In any case, good luck.

Vinnie Mirchandani frequently rails against maintenance fees in his Deal Architect blog, quite correctly in my view. As apps get older, the ecosystem becomes more robust, the number of people available to make the things work increases, and the underlying technology gets better, prices should go down. That they don’t is a testimony to the chutzpah of the application vendors and the, er, timidity of the customers, nothing more.

But let’s say, Vinnie, that you know this and you’re not particularly craven, but you need these guys. What do you do? Or let’s say that you’re just buying something they’re offering, because it makes sense. What do you do? Or let’s say that you believe those silly pundits and you’ve decided to go off maintenance. What do you do?
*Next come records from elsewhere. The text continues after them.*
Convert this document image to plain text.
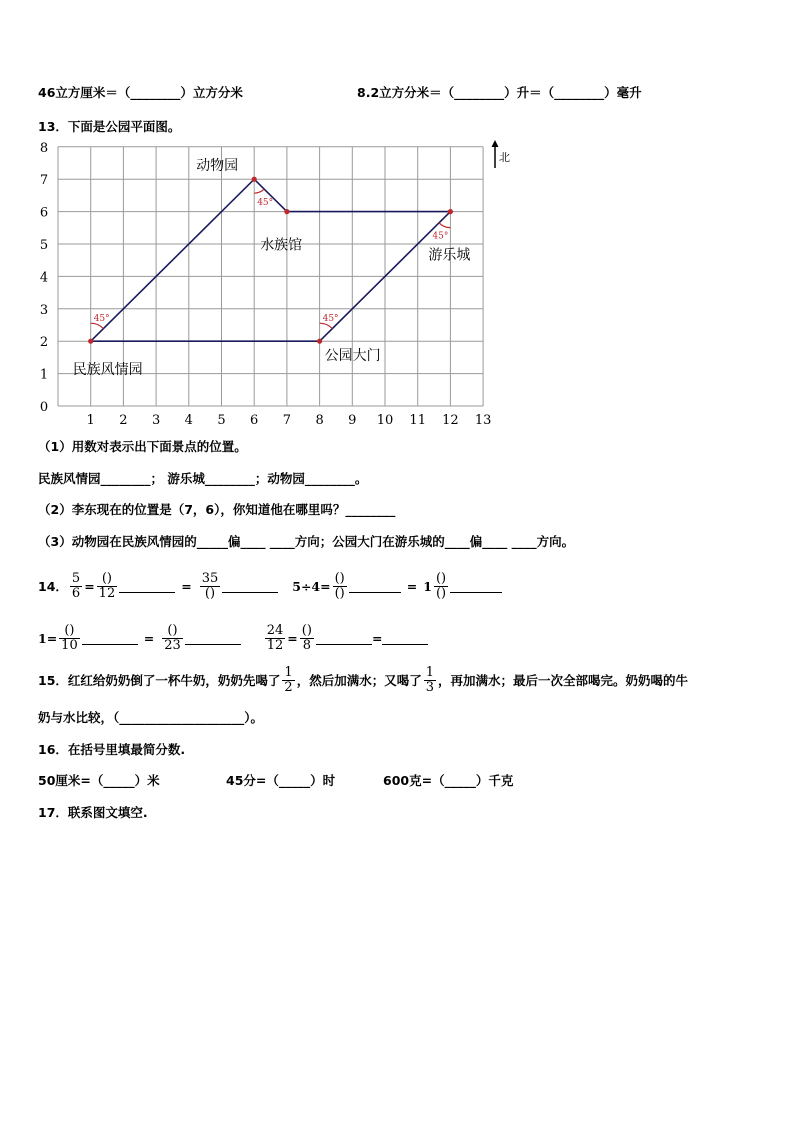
46立方厘米＝（________）立方分米	8.2立方分米＝（________）升＝（________）毫升
13．下面是公园平面图。
1 2 3 4 5 6 7 8 9 10 11 12 13
0
1
2
3
4
5
6
7
8
45°	45°
45°
45°
动物园
水族馆
游乐城
民族风情园
公园大门
北
（1）用数对表示出下面景点的位置。
民族风情园________； 游乐城________；动物园________。
（2）李东现在的位置是（7，6），你知道他在哪里吗？________
（3）动物园在民族风情园的_____偏____ ____方向；公园大门在游乐城的____偏____ ____方向。
14． $\frac{5}{6} = \frac{()}{12}$	= $\frac{35}{()}$	$5\div 4= \frac{()}{()}$	= $1 \frac{()}{()}$
$1= \frac{()}{10}$	= $\frac{()}{23}$	$\frac{24}{12} = \frac{()}{8}$	=
15．红红给奶奶倒了一杯牛奶，奶奶先喝了 $\frac{1}{2}$ ，然后加满水；又喝了 $\frac{1}{3}$ ，再加满水；最后一次全部喝完。奶奶喝的牛
奶与水比较，（____________________）。
16．在括号里填最简分数.
50厘米=（_____）米	45分=（_____）时	600克=（_____）千克
17．联系图文填空.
As I said in an earlier post, you still need an application strategy. The question is really, “What should that strategy look like?”
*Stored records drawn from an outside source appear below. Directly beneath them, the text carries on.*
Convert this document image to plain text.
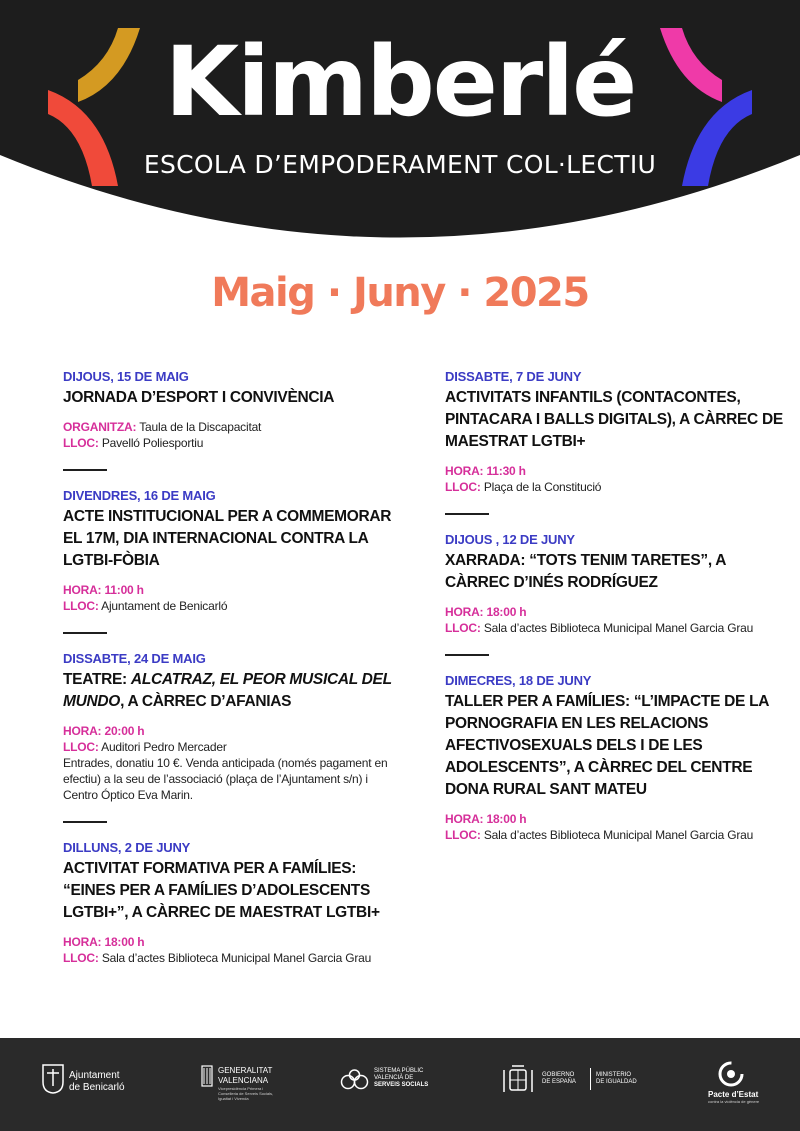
Kimberlé
ESCOLA D’EMPODERAMENT COL·LECTIU
Maig · Juny · 2025
DIJOUS, 15 DE MAIG
JORNADA D’ESPORT I CONVIVÈNCIA
ORGANITZA: Taula de la Discapacitat
LLOC: Pavelló Poliesportiu
DIVENDRES, 16 DE MAIG
ACTE INSTITUCIONAL PER A COMMEMORAR EL 17M, DIA INTERNACIONAL CONTRA LA LGTBI-FÒBIA
HORA: 11:00 h
LLOC: Ajuntament de Benicarló
DISSABTE, 24 DE MAIG
TEATRE: ALCATRAZ, EL PEOR MUSICAL DEL MUNDO, A CÀRREC D’AFANIAS
HORA: 20:00 h
LLOC: Auditori Pedro Mercader
Entrades, donatiu 10 €. Venda anticipada (només pagament en efectiu) a la seu de l’associació (plaça de l’Ajuntament s/n) i Centro Óptico Eva Marin.
DILLUNS, 2 DE JUNY
ACTIVITAT FORMATIVA PER A FAMÍLIES: “EINES PER A FAMÍLIES D’ADOLESCENTS LGTBI+”, A CÀRREC DE MAESTRAT LGTBI+
HORA: 18:00 h
LLOC: Sala d’actes Biblioteca Municipal Manel Garcia Grau
DISSABTE, 7 DE JUNY
ACTIVITATS INFANTILS (CONTACONTES, PINTACARA I BALLS DIGITALS), A CÀRREC DE MAESTRAT LGTBI+
HORA: 11:30 h
LLOC: Plaça de la Constitució
DIJOUS , 12 DE JUNY
XARRADA: “TOTS TENIM TARETES”, A CÀRREC D’INÉS RODRÍGUEZ
HORA: 18:00 h
LLOC: Sala d’actes Biblioteca Municipal Manel Garcia Grau
DIMECRES, 18 DE JUNY
TALLER PER A FAMÍLIES: “L’IMPACTE DE LA PORNOGRAFIA EN LES RELACIONS AFECTIVOSEXUALS DELS I DE LES ADOLESCENTS”, A CÀRREC DEL CENTRE DONA RURAL SANT MATEU
HORA: 18:00 h
LLOC: Sala d’actes Biblioteca Municipal Manel Garcia Grau
Ajuntament
de Benicarló
GENERALITAT
VALENCIANA
Vicepresidència Primera i
Conselleria de Serveis Socials,
Igualtat i Vivenda
SISTEMA PÚBLIC
VALENCIÀ DE
SERVEIS SOCIALS
GOBIERNO
DE ESPAÑA
MINISTERIO
DE IGUALDAD
Pacte d’Estat
contra la violència de gènere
In that earlier post, I suggested that you should favor cloud applications, because they reduce the invisible, but very real long-term infrastructure costs. You should think Google Apps and Salesforce and developing on Amazon (but not on Intuit’s QuickBase, no matter what you do).

But this isn’t in itself a strategy, it’s just a guideline. So let me add another such guideline.

Think small.

Do you remember back when Jerry Brown was governor of California and was talking about something he called, “Appropriate Technology.” Appropriate technology was small stuff, which worked, which didn’t cost too much, and which was suited to a small, local problem at hand.

Let me give you an example that I remember from the time. Our local, San Diego power company wanted to build a plant in the desert, basically to deal with peak power demand. This was a big technology solution. Perhaps emboldened by Governor Moonbeam, the appropriate technology people proposed a combination of cogeneration and peak usage pricing. Miracle of miracles, they one. Why? Well, I can assure you it wasn’t because San Diego County had gone blue. It was because everybody could see the point of not having to pay for concrete and transmission lines, when they didn’t have to.

Oh, gosh, am I talking about best-in-breed apps, heterogeneous computing environments, multiple vendors, nightmarish integration costs, etc., etc., all the things we were trying to get out from underneath when we jumped onto the big app bandwagon?

Yup, yup, yup. That’s what I’m saying. In this day and age, you’re better off figuring out small, local solutions to specific problems–and accepting the costs associated with that–than you are buying a large, global solution, that supposedly offers economies of scale, but never delivers them.

If you adopt this strategy, you think (or at least you entertain the possibility) that a small, light call center/knowledge management app that deflects 10% of the time-wasting calls and can go in tomorrow, SaaS, might do more for you than the global call-center app that is designed to automate your interaction with most of your customers, costs jillions, and will take so long to install that none of us will ever be there to see what happened–even though the large app is supplied by your primary IT supplier and will become part of your global application footprint (the one you pay all that maintenance for).

I know it’s a radical notion. But that’s the idea. Think small. Look for small improvements. Buy small apps to make the small improvements. Don’t buy more than you need; assume that light apps that do less are the way to go.

Given the cost structure in place today, you’ll not only do more, faster; you’ll save money.

Why? Well, when you cut through all the nonsense, it’s the same reason I pick up a wrench rather than call the plumber. It doesn’t require that much. The job gets done. And there’s no reason to pay any more than I have to.